A proposito di questo suo Monogamish, osserva: "Ogni anno più di un milione di americani divorzia. E non sono solo le coppie che soffrono. Prima che raggiungano l'età adulta, la metà dei bambini americani vedranno i loro genitori divorziare. Vi è una diffusa incidenza di infedeltà, un crescente interesse negli esperimenti che adottano soluzioni familiari alternative come la poligamia, la poliandria, le relazioni aperte, e così via: l'istituzione del matrimonio è ovviamente in crisi. Questo film solleva tali questioni, esplorando la natura e la storia della monogamia attraverso quella familiare del regista.
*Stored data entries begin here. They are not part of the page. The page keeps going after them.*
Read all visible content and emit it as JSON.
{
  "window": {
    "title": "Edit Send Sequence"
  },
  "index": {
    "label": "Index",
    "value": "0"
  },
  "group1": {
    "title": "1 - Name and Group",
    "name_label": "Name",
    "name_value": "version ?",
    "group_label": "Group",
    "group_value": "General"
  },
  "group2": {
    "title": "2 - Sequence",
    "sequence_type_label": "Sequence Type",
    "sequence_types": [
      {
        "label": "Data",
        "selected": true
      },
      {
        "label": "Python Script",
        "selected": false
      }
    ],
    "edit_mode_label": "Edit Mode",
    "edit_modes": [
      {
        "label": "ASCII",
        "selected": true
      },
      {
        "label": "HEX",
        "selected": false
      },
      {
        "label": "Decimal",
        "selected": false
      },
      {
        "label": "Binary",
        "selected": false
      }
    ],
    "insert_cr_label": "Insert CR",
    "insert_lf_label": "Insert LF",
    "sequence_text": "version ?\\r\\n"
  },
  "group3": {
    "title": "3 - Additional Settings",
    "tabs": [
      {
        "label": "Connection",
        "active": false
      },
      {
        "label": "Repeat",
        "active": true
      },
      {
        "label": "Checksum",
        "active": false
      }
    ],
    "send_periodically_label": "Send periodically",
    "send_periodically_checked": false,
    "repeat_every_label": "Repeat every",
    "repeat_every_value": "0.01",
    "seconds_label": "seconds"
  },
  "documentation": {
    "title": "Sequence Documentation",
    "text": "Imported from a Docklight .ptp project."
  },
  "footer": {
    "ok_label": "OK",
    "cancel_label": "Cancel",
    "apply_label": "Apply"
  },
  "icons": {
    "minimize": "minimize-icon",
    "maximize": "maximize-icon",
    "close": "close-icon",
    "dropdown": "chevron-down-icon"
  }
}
Scopriamo che l'attuale concezione del matrimonio, come la conseguenza dell'amore romantico, è un'istituzione rattoppata: cerchiamo di conoscere le nuove idee e i cambiamenti avvenuti a proposito dell'amore romantico, la struttura familiare, i nuovi codici etici e morali di comportamento, portando gli spettatori a riflettere sulla propria concezione della monogamia, e a prendere una vera posizione a favore o contro di essa".
Tra moglie e marito...
Quindi, con il succitato principe impegnato a sfoderare, tra l'altro, l'osservazione più grottescamente divertente nell'affermare che quella del burqa è una grande civiltà (!!!), la circa ora e un quarto di visione si costituisce unicamente di interviste a personaggi di un certo rilievo intervallate da immagini di vecchi film e didascalie riportanti, nel mucchio, citazioni dell'attrice Zsa Zsa Gabor, del matematico e fisico Blaise Pascal, del drammaturgo Graham Greene, dello scrittore Oscar Wilde e del cineasta François Truffaut.
Senza contare la fondamentale "Non esiste rimedio all'amore se non amare di più", appartenente al filosofo Henry David Thoreau, man mano che viene rivelato che in antichità la verginità aveva soltanto un valore economico e che ci si chiede se la sicurezza della monogamia è l'antitesi della sessualità.
Tutti concetti destinati a venire fuori dalle parole del nutrito manipolo di interlocutori comprendenti il poeta e saggista John Perry Barlow, segnato da un triste evento che ha colpito la sua vita, la non poco emancipata costumista Roberta Haze e l'analista sociale Stephanie Coontz, autrice di Marriage, a history: How love conquered marriage.
Mentre non manca chi precisa che in una relazione vogliamo sicurezza e affidabilità e che ciò che il regista scopre sui suoi non convenzionali consanguinei, sulla storia e sulla psicologia dell'amore e del matrimonio lo porta a mettere in discussione l'ideale della monogamia e i valori tradizionali della famiglia che lo accompagnano... attraverso un elaborato che, però, non molto distante dai servizi televisivi delle trasmissioni pomeridiane per casalinghe, raramente riesce nell'impresa di sfuggire alla morsa della noia.